I hate myself for writing those things just now. Of course I would never have done any of them. I love Wyatt. When not in the same room with him, I obsess over him, hunger to hold him again. Plus, surrender was not an option – if I had given him back, I couldn’t have lived without him, couldn’t have lived with myself or the look on my husband’s face. So my only choice was the weird, twilight half-life I found myself
And it was hard, the kind of hard few want mothers to admit. Months of midnight feedings that bled into the dark days of a North Dakota winter, months of feeling isolated with an infant while my husband got to escape to the adult world of work, months of growing distrust at my nascent mothering skills. Constantly running up-and downstairs and forgetting to eat except in the odd free moment caused me to drop twenty pounds. As a result, on the rare occasion that I was out in public, people would comment that I looked great, that parenting seemed to agree with me –I glared back, sure they were fucking with me. My writer-friends with new babies both had recently-accepted book manuscripts – publications that would help them ride out the dry spell of those early mothering months. My manuscript languished in the lists of eternal semifinalists –always a bridesmaid. And because I wrote no new poems in the meanwhile, I had nothing to send out. Facebook posts of friends’ publishing triumphs seemed to gloat, though I tried to muster enthusiasm. But these feelings, dark as they were, were not unusual among new mothers, especially writer-moms. So why was I special?
Because the worst part was all the deliberate choice that went into being Wyatt’s mom. One does not accidentally adopt. There are no surprise adoptions. There is the nearly year-long process of interviews and background checks and psych evals and medical checkups and examinations of finances. Weekends of parenting workshops where we reconditioned ourselves away from fraught phrases: not “give up for adoption” but “choose adoption.” Not “your birthmother was bad,” but “your birthmother made bad choices.” Always the emphasis on the choices, made and unmade.
And all that even before we got cleared to appear in The Book: a collection of profiles (both in binders and online) from which birthmothers make their selection. Many of the profiles had a scrapbook-crafty look – fun fonts and pictures with pinked edges mounted on novelty papers – and featured North Dakota couples and their values: mostly sports, hunting, large extended families, pets as surrogate children. Having so many choices can be a burden. How would we stand out?

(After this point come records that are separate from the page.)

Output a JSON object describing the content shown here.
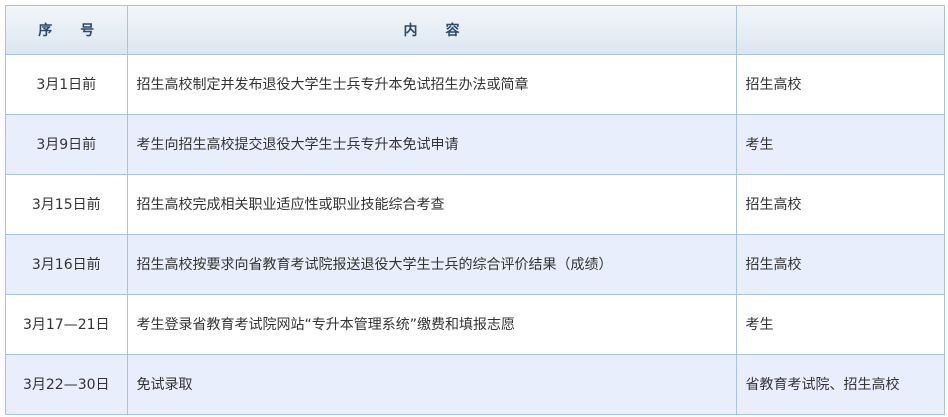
{
  "table": {
    "headers": [
      "序　　号",
      "内　　容",
      ""
    ],
    "rows": [
      {
        "date": "3月1日前",
        "content": "招生高校制定并发布退役大学生士兵专升本免试招生办法或简章",
        "party": "招生高校"
      },
      {
        "date": "3月9日前",
        "content": "考生向招生高校提交退役大学生士兵专升本免试申请",
        "party": "考生"
      },
      {
        "date": "3月15日前",
        "content": "招生高校完成相关职业适应性或职业技能综合考查",
        "party": "招生高校"
      },
      {
        "date": "3月16日前",
        "content": "招生高校按要求向省教育考试院报送退役大学生士兵的综合评价结果（成绩）",
        "party": "招生高校"
      },
      {
        "date": "3月17—21日",
        "content": "考生登录省教育考试院网站“专升本管理系统”缴费和填报志愿",
        "party": "考生"
      },
      {
        "date": "3月22—30日",
        "content": "免试录取",
        "party": "省教育考试院、招生高校"
      }
    ]
  },
  "colors": {
    "border": "#a9c3dd",
    "header_text": "#2b4a6b",
    "stripe": "#e8eefb"
  }
}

As a couple with five English degrees between us (three in creative writing), we treated the profile like the high-stakes rhetorical assignment it was: we drafted and redrafted, crafting a narrative that emphasized the heroic birthmother (“you”) and her brave choices, inviting her to picture her child in the home and life we described. We were empathetic, fun, educated without sounding elitist, even funny. We hired a photographer friend to shoot unphotogenic us looking as comfortable and warm as possible. We submitted the profile and we waited.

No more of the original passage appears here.